Health ministers can appoint the chairman, deputy chairman, and up to four members of each DHB board.
English said that the only time he could recall asking for resignation letters was during the health reforms of the 1990s, when everything had to change.
He said the Government should feel free to look at certain issues, but a blanket request for resignation was "highly politicised".
"How can they possibly know what wavelength this Government is on on health? Other than spend more money, and I'm sure they'll all agree with that," English said.
"I'm extremely disappointed. I thought the Jacinda Ardern Government would be different. It turns out it's just the same old Labour, trying to do its brutal tactics on the public service."
Clark said he was taking advice to make sure he was following the right processes. If he asked for resignation letters, he would then decide which to accept. He also reserved the right as minister to sack a board appointment.
"I want to be sure that the district health board chairs ... are in agreement with the current government's agenda and direction. I need them to be on board with where we're heading.
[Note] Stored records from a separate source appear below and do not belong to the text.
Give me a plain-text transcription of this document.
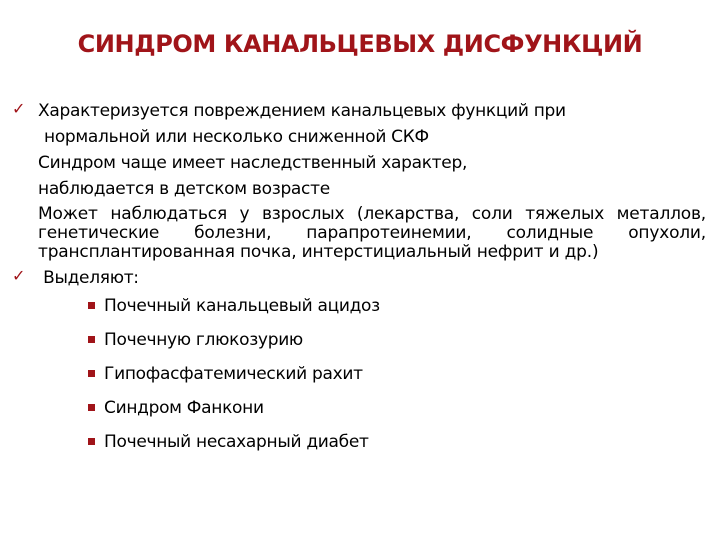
СИНДРОМ КАНАЛЬЦЕВЫХ ДИСФУНКЦИЙ
✓ Характеризуется повреждением канальцевых функций при
нормальной или несколько сниженной СКФ
Синдром чаще имеет наследственный характер, наблюдается в детском возрасте
Может наблюдаться у взрослых (лекарства, соли тяжелых металлов, генетические болезни, парапротеинемии, солидные опухоли, трансплантированная почка, интерстициальный нефрит и др.)
✓ Выделяют:
Почечный канальцевый ацидоз
Почечную глюкозурию
Гипофасфатемический рахит
Синдром Фанкони
Почечный несахарный диабет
"Let's be realistic, these are professional people who have been managing in a very difficult climate with constrained resources, and our sector overall does deliver really good patient outcomes."
Current chairmen include Dr Lester Levy, who heads all three Auckland DHBs; Hawke's Bay businessman Andrew Blair, who heads the two Wellington-based DHBs; former diplomat John Wood, who is chairman of Canterbury; and Waikato DHB's Bob Simcock, a member of the National Party.
Clark said he had a willingness to listen and is keen to visit DHBs and meet their chairmen.